TL;DR: An AI readiness assessment scores four things — your data, your infrastructure, your team, and your candidate use cases — and turns the gaps into an ordered action plan. It's the cheapest way to avoid funding an AI project your data or systems can't yet support.
The way to find out is an AI readiness assessment: an audit of your data, infrastructure, team and use cases that tells you what AI is realistic now, what needs fixing first, and where the highest-ROI opportunities are. It produces a prioritized roadmap, not just a report.
This post sits under our pillar on hiring an AI consulting partner.
What is an AI readiness assessment?
It's a structured audit that answers one question: what AI can this business realistically do now, and what has to change first? Rather than a generic maturity score, a good assessment ends with a prioritized roadmap of specific actions and the use cases worth pursuing.
What does an AI readiness assessment evaluate?
Four dimensions:
- Data — do you have enough, clean, accessible data for the use cases you care about? This is the most common blocker. See data engineering.
- Infrastructure — can your systems support AI in production (compute, integration, security)?
- Team & process — skills, ownership and the ability to maintain AI after launch.
- Use cases — which opportunities have the best ROI and feasibility.
Why data readiness is usually the deciding factor
Most stalled AI projects fail on data, not models. If your data is scattered, dirty or inaccessible, even a great model produces poor results. The assessment surfaces this early so you fix the foundation before spending on the build — often the single most valuable output.

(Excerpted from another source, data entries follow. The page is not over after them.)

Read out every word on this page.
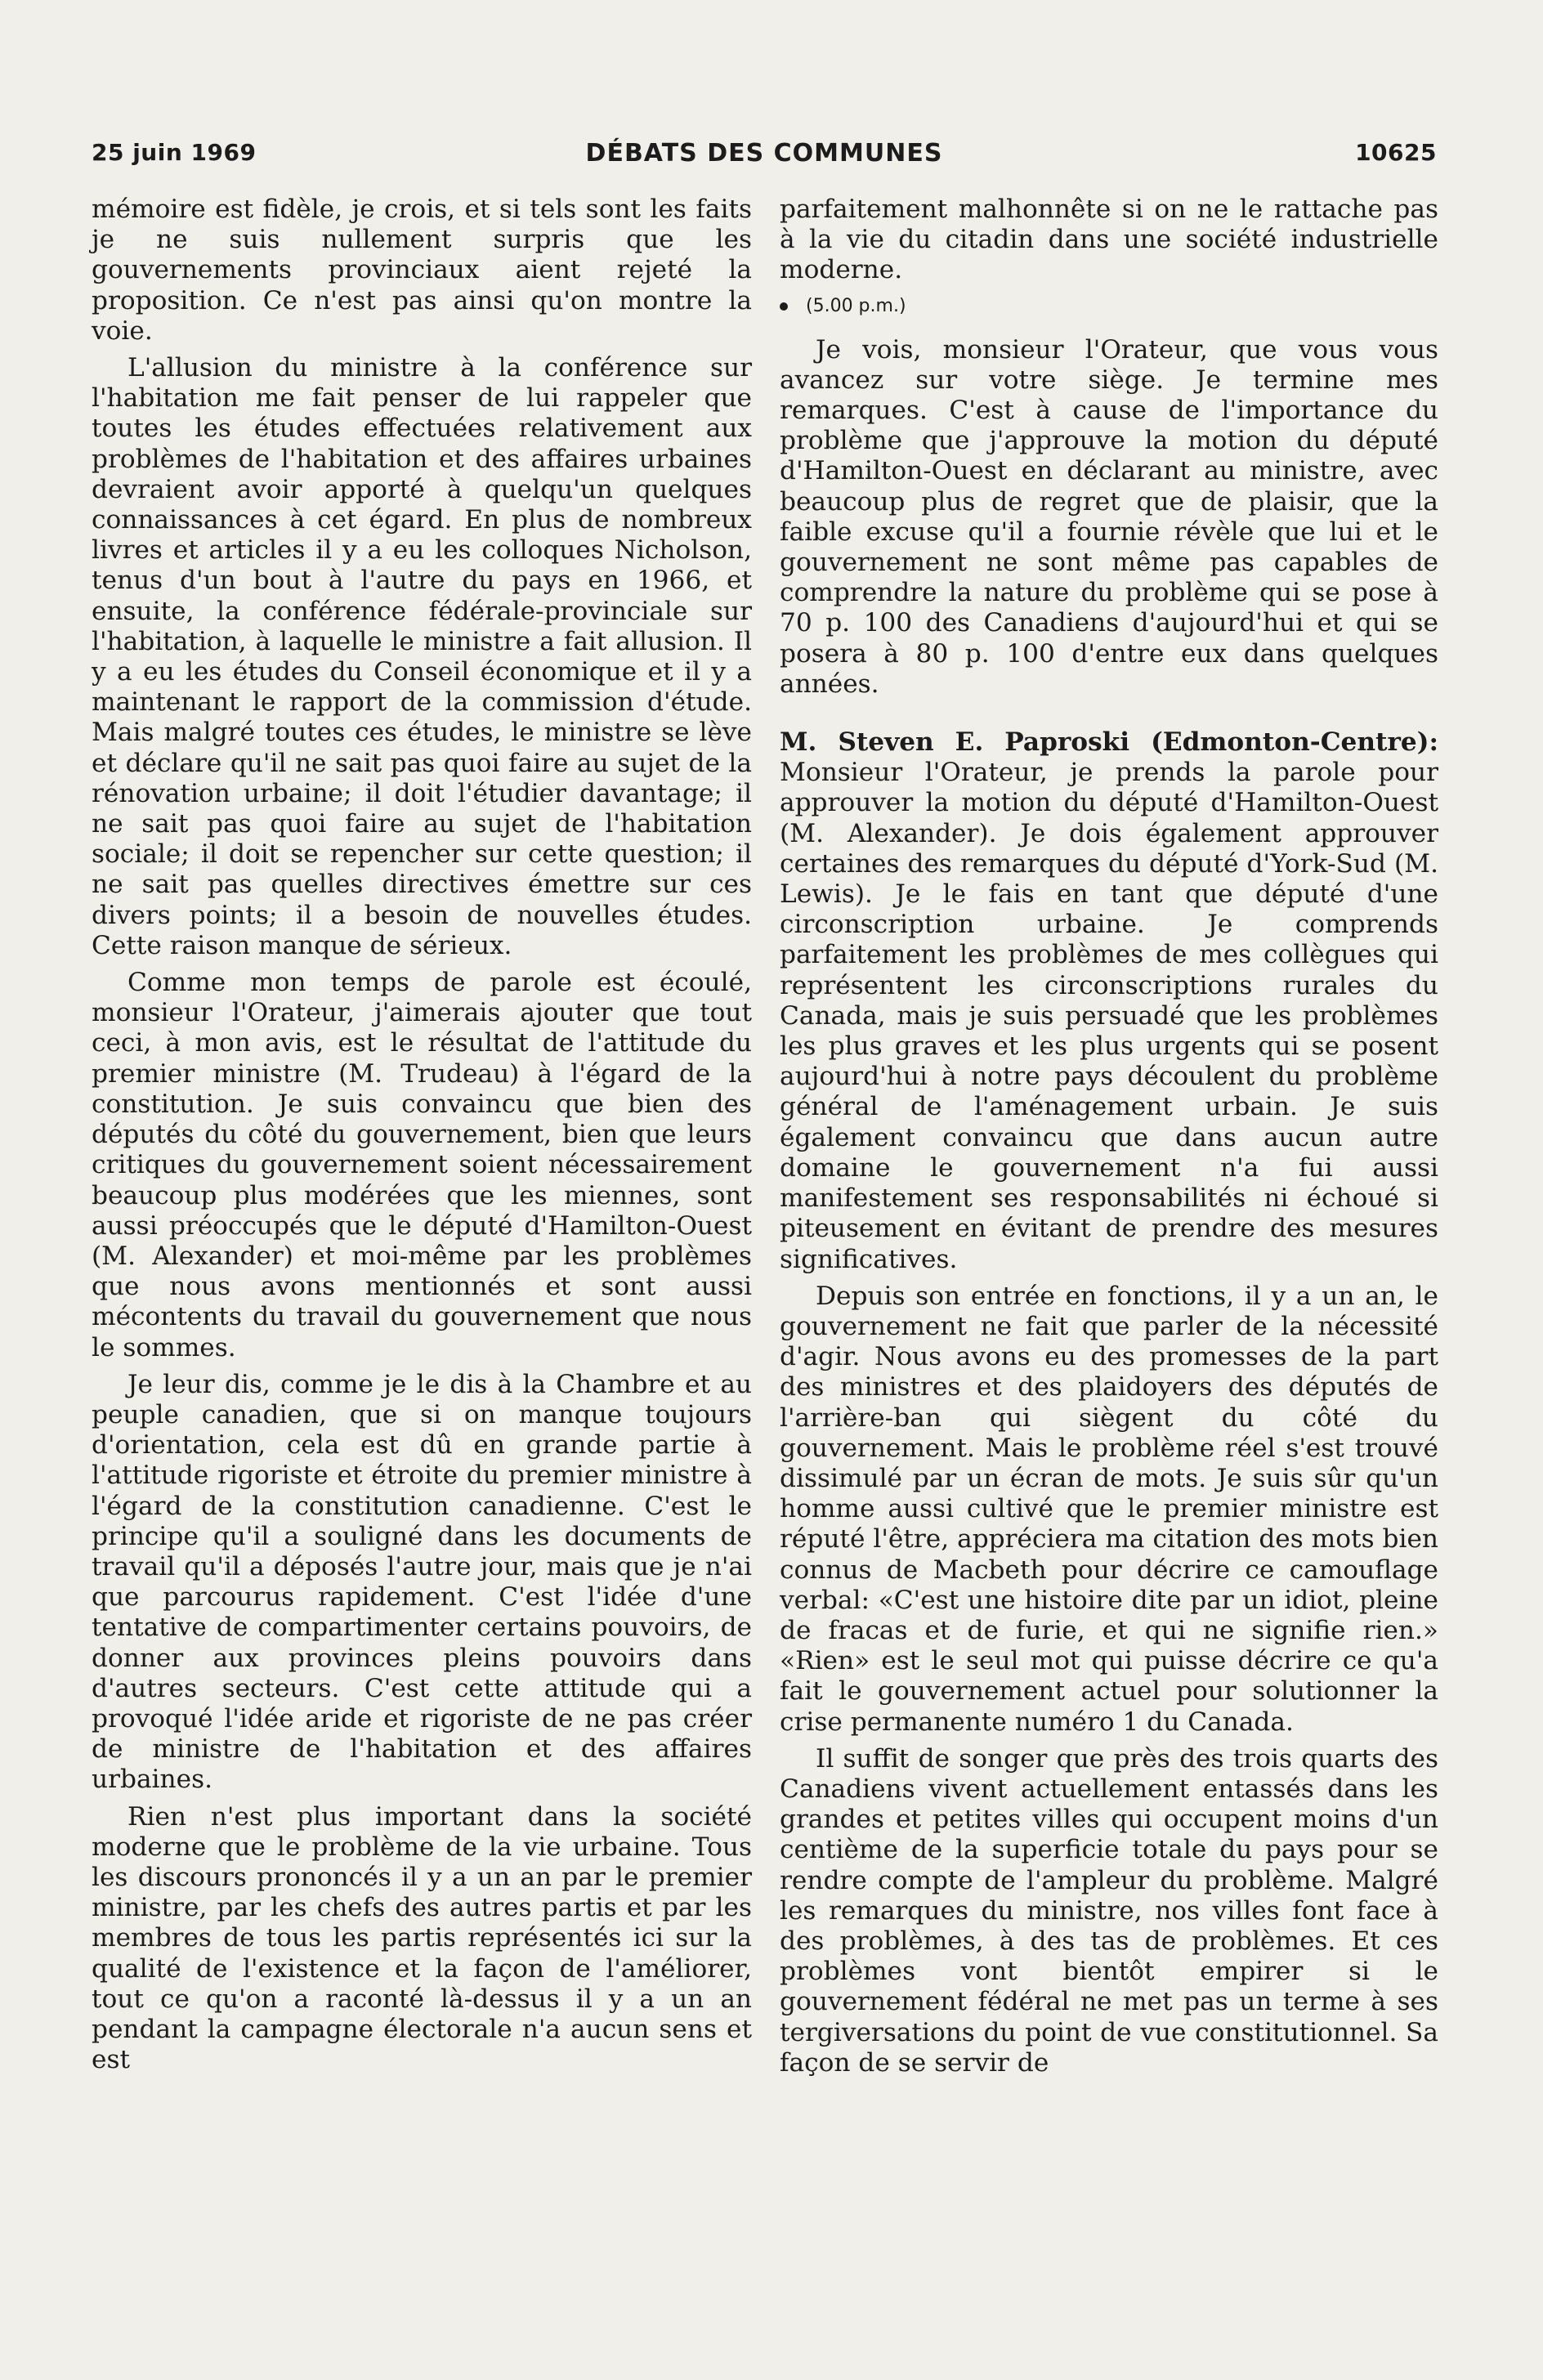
25 juin 1969	DÉBATS DES COMMUNES	10625

mémoire est fidèle, je crois, et si tels sont les faits je ne suis nullement surpris que les gouvernements provinciaux aient rejeté la proposition. Ce n'est pas ainsi qu'on montre la voie.

L'allusion du ministre à la conférence sur l'habitation me fait penser de lui rappeler que toutes les études effectuées relativement aux problèmes de l'habitation et des affaires urbaines devraient avoir apporté à quelqu'un quelques connaissances à cet égard. En plus de nombreux livres et articles il y a eu les colloques Nicholson, tenus d'un bout à l'autre du pays en 1966, et ensuite, la conférence fédérale-provinciale sur l'habitation, à laquelle le ministre a fait allusion. Il y a eu les études du Conseil économique et il y a maintenant le rapport de la commission d'étude. Mais malgré toutes ces études, le ministre se lève et déclare qu'il ne sait pas quoi faire au sujet de la rénovation urbaine; il doit l'étudier davantage; il ne sait pas quoi faire au sujet de l'habitation sociale; il doit se repencher sur cette question; il ne sait pas quelles directives émettre sur ces divers points; il a besoin de nouvelles études. Cette raison manque de sérieux.

Comme mon temps de parole est écoulé, monsieur l'Orateur, j'aimerais ajouter que tout ceci, à mon avis, est le résultat de l'attitude du premier ministre (M. Trudeau) à l'égard de la constitution. Je suis convaincu que bien des députés du côté du gouvernement, bien que leurs critiques du gouvernement soient nécessairement beaucoup plus modérées que les miennes, sont aussi préoccupés que le député d'Hamilton-Ouest (M. Alexander) et moi-même par les problèmes que nous avons mentionnés et sont aussi mécontents du travail du gouvernement que nous le sommes.

Je leur dis, comme je le dis à la Chambre et au peuple canadien, que si on manque toujours d'orientation, cela est dû en grande partie à l'attitude rigoriste et étroite du premier ministre à l'égard de la constitution canadienne. C'est le principe qu'il a souligné dans les documents de travail qu'il a déposés l'autre jour, mais que je n'ai que parcourus rapidement. C'est l'idée d'une tentative de compartimenter certains pouvoirs, de donner aux provinces pleins pouvoirs dans d'autres secteurs. C'est cette attitude qui a provoqué l'idée aride et rigoriste de ne pas créer de ministre de l'habitation et des affaires urbaines.

Rien n'est plus important dans la société moderne que le problème de la vie urbaine. Tous les discours prononcés il y a un an par le premier ministre, par les chefs des autres partis et par les membres de tous les partis représentés ici sur la qualité de l'existence et la façon de l'améliorer, tout ce qu'on a raconté là-dessus il y a un an pendant la campagne électorale n'a aucun sens et est

parfaitement malhonnête si on ne le rattache pas à la vie du citadin dans une société industrielle moderne.

(5.00 p.m.)

Je vois, monsieur l'Orateur, que vous vous avancez sur votre siège. Je termine mes remarques. C'est à cause de l'importance du problème que j'approuve la motion du député d'Hamilton-Ouest en déclarant au ministre, avec beaucoup plus de regret que de plaisir, que la faible excuse qu'il a fournie révèle que lui et le gouvernement ne sont même pas capables de comprendre la nature du problème qui se pose à 70 p. 100 des Canadiens d'aujourd'hui et qui se posera à 80 p. 100 d'entre eux dans quelques années.

M. Steven E. Paproski (Edmonton-Centre): Monsieur l'Orateur, je prends la parole pour approuver la motion du député d'Hamilton-Ouest (M. Alexander). Je dois également approuver certaines des remarques du député d'York-Sud (M. Lewis). Je le fais en tant que député d'une circonscription urbaine. Je comprends parfaitement les problèmes de mes collègues qui représentent les circonscriptions rurales du Canada, mais je suis persuadé que les problèmes les plus graves et les plus urgents qui se posent aujourd'hui à notre pays découlent du problème général de l'aménagement urbain. Je suis également convaincu que dans aucun autre domaine le gouvernement n'a fui aussi manifestement ses responsabilités ni échoué si piteusement en évitant de prendre des mesures significatives.

Depuis son entrée en fonctions, il y a un an, le gouvernement ne fait que parler de la nécessité d'agir. Nous avons eu des promesses de la part des ministres et des plaidoyers des députés de l'arrière-ban qui siègent du côté du gouvernement. Mais le problème réel s'est trouvé dissimulé par un écran de mots. Je suis sûr qu'un homme aussi cultivé que le premier ministre est réputé l'être, appréciera ma citation des mots bien connus de Macbeth pour décrire ce camouflage verbal: «C'est une histoire dite par un idiot, pleine de fracas et de furie, et qui ne signifie rien.» «Rien» est le seul mot qui puisse décrire ce qu'a fait le gouvernement actuel pour solutionner la crise permanente numéro 1 du Canada.

Il suffit de songer que près des trois quarts des Canadiens vivent actuellement entassés dans les grandes et petites villes qui occupent moins d'un centième de la superficie totale du pays pour se rendre compte de l'ampleur du problème. Malgré les remarques du ministre, nos villes font face à des problèmes, à des tas de problèmes. Et ces problèmes vont bientôt empirer si le gouvernement fédéral ne met pas un terme à ses tergiversations du point de vue constitutionnel. Sa façon de se servir de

How do you assess whether a business is ready to adopt AI?
By scoring those four dimensions against the specific use cases you want, then mapping the gaps to actions. A readiness assessment turns "should we do AI?" into "here are the three use cases worth doing, here's what to fix first, and here's the order." It typically pairs with a POC on the top use case to validate feasibility on real data.
What do you get at the end?
- A prioritized list of high-ROI use cases.
- A clear view of what to fix first (usually data or integration).
- A roadmap with sequencing, rough timeline and cost.
- A recommended first step — often a POC, not a full build.